In this example, at most 100 requests to GET /orders can be made in any rolling 1-minute period.

Matching requests with matchers

Each policy has a matchers array of objects defining which requests it applies to. The schema for each matcher:

yaml
HttpRequestRegexMatcher:
  type: object
  properties:
    method:
      type: string
      description: The HTTP method (e.g. GET, POST).
    url_base:
      type: string
      description: The base URL to match (e.g. "https://api.example.com" without trailing slash).
    url_path_pattern:
      type: string
      description: A regular expression to match the path portion.
    params:
      type: object
      additionalProperties: true
    headers:
      type: object
      additionalProperties: true
  additionalProperties: true
  • method: Matches if the request method equals the one in the matcher (case-insensitive).
  • url_base: Matches the scheme + host portion (no trailing slash).
  • url_path_pattern: Regex is tested against the request path.
  • params: The query parameters must match.
  • headers: The headers must match. A request is rate-limited by the first policy whose matchers pass. If no policy matches, then the request will be allowed if you have not defined a default/other policy that catches everything else.

Putting it all together

You may define multiple policies for different endpoints.
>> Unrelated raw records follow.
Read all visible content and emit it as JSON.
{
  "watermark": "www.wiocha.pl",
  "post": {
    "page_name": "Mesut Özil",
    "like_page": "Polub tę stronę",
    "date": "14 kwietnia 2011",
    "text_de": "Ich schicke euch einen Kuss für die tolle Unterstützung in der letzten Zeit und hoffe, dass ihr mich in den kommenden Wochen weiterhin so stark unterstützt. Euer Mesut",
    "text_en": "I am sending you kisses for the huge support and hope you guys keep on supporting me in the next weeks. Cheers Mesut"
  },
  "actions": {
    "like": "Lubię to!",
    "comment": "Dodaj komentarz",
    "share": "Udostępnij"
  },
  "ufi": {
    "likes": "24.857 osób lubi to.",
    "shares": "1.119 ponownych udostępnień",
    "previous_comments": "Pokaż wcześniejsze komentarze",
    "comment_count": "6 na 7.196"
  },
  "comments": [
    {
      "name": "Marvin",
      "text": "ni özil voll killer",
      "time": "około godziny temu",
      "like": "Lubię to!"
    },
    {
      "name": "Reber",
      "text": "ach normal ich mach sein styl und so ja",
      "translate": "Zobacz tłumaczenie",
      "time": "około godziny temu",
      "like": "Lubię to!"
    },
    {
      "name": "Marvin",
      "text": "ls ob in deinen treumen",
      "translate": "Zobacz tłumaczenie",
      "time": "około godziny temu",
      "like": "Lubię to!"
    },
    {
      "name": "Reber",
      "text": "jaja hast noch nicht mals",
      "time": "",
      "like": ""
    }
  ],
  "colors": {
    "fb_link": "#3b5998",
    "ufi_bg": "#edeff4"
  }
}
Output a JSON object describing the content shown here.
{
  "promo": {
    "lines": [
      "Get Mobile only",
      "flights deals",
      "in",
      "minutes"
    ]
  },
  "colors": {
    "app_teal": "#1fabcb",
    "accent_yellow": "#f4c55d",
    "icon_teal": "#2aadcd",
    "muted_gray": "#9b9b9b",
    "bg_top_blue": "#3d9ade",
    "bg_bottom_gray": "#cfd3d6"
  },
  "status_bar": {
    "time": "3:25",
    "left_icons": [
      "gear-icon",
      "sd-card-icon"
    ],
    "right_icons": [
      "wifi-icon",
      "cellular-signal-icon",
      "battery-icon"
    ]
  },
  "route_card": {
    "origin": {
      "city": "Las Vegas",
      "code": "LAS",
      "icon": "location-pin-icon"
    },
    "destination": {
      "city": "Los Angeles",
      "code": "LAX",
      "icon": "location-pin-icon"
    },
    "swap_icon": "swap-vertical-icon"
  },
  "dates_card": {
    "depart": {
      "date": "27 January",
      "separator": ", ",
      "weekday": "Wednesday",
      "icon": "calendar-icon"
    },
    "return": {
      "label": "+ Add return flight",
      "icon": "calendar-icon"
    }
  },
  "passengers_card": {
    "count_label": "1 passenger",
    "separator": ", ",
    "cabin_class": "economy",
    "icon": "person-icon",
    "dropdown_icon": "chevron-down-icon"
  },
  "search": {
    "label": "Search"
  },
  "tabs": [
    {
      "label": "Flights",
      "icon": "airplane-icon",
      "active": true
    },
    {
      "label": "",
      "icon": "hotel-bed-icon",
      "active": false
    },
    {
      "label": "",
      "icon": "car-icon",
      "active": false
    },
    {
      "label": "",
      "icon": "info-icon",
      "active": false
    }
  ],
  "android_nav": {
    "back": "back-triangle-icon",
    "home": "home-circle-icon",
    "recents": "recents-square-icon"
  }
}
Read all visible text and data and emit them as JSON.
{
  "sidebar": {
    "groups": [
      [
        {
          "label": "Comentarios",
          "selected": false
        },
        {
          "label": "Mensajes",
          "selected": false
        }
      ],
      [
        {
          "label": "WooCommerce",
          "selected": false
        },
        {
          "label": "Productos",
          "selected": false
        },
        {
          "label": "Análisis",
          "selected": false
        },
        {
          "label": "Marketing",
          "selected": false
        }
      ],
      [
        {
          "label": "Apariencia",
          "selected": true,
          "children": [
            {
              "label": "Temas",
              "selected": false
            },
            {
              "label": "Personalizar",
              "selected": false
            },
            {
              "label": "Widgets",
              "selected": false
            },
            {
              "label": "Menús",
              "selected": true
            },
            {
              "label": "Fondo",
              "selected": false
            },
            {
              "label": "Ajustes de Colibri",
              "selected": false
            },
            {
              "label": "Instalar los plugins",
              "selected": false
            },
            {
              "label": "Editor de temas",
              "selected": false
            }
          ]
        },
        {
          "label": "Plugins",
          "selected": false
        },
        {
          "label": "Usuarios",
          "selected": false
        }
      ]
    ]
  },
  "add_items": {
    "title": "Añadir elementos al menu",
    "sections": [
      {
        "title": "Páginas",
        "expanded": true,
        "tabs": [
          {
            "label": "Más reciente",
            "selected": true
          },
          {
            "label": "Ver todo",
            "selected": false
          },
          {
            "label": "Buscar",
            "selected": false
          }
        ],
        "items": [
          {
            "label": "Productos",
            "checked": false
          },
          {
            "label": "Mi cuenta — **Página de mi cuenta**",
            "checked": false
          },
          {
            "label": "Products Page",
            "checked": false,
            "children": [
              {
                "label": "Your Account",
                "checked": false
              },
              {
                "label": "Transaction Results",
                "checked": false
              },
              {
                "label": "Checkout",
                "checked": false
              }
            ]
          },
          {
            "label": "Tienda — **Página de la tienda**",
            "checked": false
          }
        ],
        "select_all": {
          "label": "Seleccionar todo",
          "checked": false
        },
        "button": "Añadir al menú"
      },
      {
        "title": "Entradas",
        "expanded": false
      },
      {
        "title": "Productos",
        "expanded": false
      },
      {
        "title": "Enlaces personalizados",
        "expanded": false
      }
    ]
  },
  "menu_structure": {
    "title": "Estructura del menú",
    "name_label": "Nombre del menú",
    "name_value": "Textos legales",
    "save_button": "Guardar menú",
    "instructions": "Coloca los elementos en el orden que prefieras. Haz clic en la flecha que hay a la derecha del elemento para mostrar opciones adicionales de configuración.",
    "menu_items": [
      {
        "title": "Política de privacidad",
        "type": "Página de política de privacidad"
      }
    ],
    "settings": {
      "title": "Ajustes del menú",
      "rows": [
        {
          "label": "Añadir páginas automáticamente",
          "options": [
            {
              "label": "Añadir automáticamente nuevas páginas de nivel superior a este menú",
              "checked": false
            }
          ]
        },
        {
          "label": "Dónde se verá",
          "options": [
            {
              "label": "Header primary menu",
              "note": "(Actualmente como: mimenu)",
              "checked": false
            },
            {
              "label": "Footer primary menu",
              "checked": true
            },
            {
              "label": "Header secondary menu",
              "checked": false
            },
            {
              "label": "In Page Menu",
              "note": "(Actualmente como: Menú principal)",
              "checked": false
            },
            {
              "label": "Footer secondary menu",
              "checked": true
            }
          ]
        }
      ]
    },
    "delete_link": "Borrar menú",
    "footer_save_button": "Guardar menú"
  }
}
For example:

yaml
api_budget:
  type: "HTTPAPIBudget"
  # Use standard rate limit headers from your API
  ratelimit_reset_header: "X-RateLimit-Reset"
  ratelimit_remaining_header: "X-RateLimit-Remaining"
  status_codes_for_ratelimit_hit: [429, 420]

  policies:
    # Policy 1: Unlimited
    - type: "UnlimitedCallRatePolicy"
      matchers:
        - url_base: "https://api.example.com"
          method: "GET"
          url_path_pattern: "^/sandbox"

    # Policy 2: 1000 calls per hour
    - type: "FixedWindowCallRatePolicy"
      period: "PT1H"
      call_limit: 1000
      matchers:
        - method: "GET"
          url_base: "https://api.example.com"
          url_path_pattern: "^/users"

    # Policy 3: 500 calls per hour
    - type: "FixedWindowCallRatePolicy"
      period: "PT1H"
      call_limit: 500
      matchers:
        - method: "POST"
          url_base: "https://api.example.com"
          url_path_pattern: "^/orders"

    # Policy 4: 20 calls every 5 minutes (moving window).
    - type: "MovingWindowCallRatePolicy"
      rates:
        - limit: 20
          interval: "PT5M"
      matchers:
        - url_base: "https://api.example.com"
          url_path_pattern: "^/internal"
  1. The request attempts to match the first policy (unlimited on GET /sandbox). If it matches, it’s unlimited.
  2. Otherwise, it checks the second policy (1000/hour for GET /users), etc.
  3. If still no match, it is not rate-limited by these defined policies (unless you add a “catch-all” policy).